4. Teknolojik Gelişim Takibi
Teknoloji, insanoğlu çevresini yönetme gereksinimi duyduğundan beri sürekli bir değişim göstermektedir. Bu nedenle teknoloji üretme becerisi, insanı diğer canlılardan ayıran önemli bir özellik olarak nitelenebilir. “Bilginin uyarlanması üzerine kurulu bir sistem” olarak tanımlanan (Volti, 1995) teknolojideki değişimler, bilgi verisinin artan ivmesiyle süreklilik kazanır. Teknolojinin sürekli değişimi üzerine yapılan çok sayıda çalışma değerlendirildiğinde (örn. Norman, Teich, Littler, Volti), teknolojinin görünümü ile oluşum ve gelişim süreçlerinin, yazında önemli tartışma odakları olarak öne çıktığı görülmektedir. Mesthene’e göre teknoloji, sosyal değişimi iki yolla eyleme geçirir:
- Fırsatlar yaratarak
- Bireyler ve toplumlar için yeni sorunlar geliştirerek.

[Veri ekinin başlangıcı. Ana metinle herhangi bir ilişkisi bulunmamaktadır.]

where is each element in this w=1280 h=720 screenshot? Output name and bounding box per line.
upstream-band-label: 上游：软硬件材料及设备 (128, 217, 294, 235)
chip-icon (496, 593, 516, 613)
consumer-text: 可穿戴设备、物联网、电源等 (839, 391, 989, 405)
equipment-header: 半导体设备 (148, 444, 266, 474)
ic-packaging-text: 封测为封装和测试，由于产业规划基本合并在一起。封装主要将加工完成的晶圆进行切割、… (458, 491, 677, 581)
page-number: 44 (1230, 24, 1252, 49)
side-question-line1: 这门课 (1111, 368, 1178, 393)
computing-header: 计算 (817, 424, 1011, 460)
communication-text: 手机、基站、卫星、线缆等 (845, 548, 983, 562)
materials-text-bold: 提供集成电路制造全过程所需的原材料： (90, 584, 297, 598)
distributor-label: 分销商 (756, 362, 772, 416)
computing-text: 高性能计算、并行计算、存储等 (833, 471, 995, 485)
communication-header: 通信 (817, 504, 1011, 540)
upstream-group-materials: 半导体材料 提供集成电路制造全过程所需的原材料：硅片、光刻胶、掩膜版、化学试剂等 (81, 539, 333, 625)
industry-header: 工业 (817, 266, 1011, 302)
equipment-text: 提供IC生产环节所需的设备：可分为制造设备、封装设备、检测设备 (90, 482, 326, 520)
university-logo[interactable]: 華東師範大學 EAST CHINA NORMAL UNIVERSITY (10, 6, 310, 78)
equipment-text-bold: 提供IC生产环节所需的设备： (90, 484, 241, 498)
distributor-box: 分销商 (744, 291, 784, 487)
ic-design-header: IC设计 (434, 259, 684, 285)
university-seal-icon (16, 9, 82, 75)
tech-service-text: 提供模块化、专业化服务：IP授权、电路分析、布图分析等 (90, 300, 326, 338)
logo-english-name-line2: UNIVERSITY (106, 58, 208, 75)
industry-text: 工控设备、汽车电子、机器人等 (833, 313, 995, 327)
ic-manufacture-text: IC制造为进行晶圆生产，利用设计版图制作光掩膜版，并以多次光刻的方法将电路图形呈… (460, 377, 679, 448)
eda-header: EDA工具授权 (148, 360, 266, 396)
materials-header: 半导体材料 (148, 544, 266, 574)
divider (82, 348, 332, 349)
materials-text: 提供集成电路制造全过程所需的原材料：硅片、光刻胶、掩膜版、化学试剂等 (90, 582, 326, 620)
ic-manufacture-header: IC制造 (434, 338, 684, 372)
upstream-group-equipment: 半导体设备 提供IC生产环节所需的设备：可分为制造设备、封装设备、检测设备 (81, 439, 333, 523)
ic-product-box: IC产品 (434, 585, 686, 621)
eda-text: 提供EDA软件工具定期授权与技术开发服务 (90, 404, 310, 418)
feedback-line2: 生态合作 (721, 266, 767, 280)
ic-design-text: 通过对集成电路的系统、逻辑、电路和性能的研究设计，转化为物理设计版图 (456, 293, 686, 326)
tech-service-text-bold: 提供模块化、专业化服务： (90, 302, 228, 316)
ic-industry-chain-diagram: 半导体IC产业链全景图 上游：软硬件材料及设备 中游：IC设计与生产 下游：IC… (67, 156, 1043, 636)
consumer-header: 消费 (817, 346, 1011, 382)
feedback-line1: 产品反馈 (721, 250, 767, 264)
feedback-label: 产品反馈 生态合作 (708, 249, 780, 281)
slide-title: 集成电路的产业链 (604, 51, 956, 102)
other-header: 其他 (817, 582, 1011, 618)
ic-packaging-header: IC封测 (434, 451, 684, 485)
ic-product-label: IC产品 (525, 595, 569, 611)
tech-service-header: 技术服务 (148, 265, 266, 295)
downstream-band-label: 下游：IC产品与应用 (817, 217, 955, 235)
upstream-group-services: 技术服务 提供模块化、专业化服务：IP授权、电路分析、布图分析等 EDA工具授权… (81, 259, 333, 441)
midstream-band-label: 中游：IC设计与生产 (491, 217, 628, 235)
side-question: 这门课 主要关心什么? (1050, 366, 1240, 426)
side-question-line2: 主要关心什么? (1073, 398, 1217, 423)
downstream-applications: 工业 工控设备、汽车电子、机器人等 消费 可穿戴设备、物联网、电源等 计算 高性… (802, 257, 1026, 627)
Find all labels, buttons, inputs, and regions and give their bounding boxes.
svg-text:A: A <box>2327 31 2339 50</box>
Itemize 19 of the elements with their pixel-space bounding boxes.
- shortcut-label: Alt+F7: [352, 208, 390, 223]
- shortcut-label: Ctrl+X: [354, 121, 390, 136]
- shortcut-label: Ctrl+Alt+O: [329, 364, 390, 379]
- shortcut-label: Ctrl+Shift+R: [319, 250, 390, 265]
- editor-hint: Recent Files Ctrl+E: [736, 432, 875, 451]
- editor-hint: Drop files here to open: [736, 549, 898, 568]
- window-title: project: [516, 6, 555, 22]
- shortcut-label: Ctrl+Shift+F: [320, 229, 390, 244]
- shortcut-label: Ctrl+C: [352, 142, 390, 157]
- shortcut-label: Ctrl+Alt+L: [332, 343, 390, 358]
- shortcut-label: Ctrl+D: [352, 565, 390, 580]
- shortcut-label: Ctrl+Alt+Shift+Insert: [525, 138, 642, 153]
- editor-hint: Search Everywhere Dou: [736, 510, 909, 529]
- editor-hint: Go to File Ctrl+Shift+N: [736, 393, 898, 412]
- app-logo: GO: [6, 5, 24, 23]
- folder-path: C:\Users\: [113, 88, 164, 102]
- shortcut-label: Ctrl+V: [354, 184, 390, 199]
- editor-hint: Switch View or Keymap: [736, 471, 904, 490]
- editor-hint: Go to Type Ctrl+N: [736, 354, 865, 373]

Bu bakış açısı ışığında, değer değişimine neden olan teknolojinin ana misyonu, toplumu sosyal değişimlere zorlamaktır. Buna göre toplum gereksinimleri, yeni teknolojilerin geliştirilmesi için gerekli bir koşul olarak değerlendirilemez. Mesthene’in yaklaşımı ve bu yaklaşımı destekleyici çalışmaları, Norman tarafından da doğrulanmış ve yeni teknolojilerin kullanımına dair bir örneklem ile özetlenmiştir:
“Neden teknolojik gelişimin bazı sonuçları yararlıyken bazıları değildir? Belki de bunun nedeni, teknolojinin kazayla geliştirilmiş olmasıdır. Teknoloji planlanmamıştır, yalnızca oluşmuştur. Doğadaki basit gereçlerin kullanımıyla, yavaşça başlamıştır (Norman, 1993).”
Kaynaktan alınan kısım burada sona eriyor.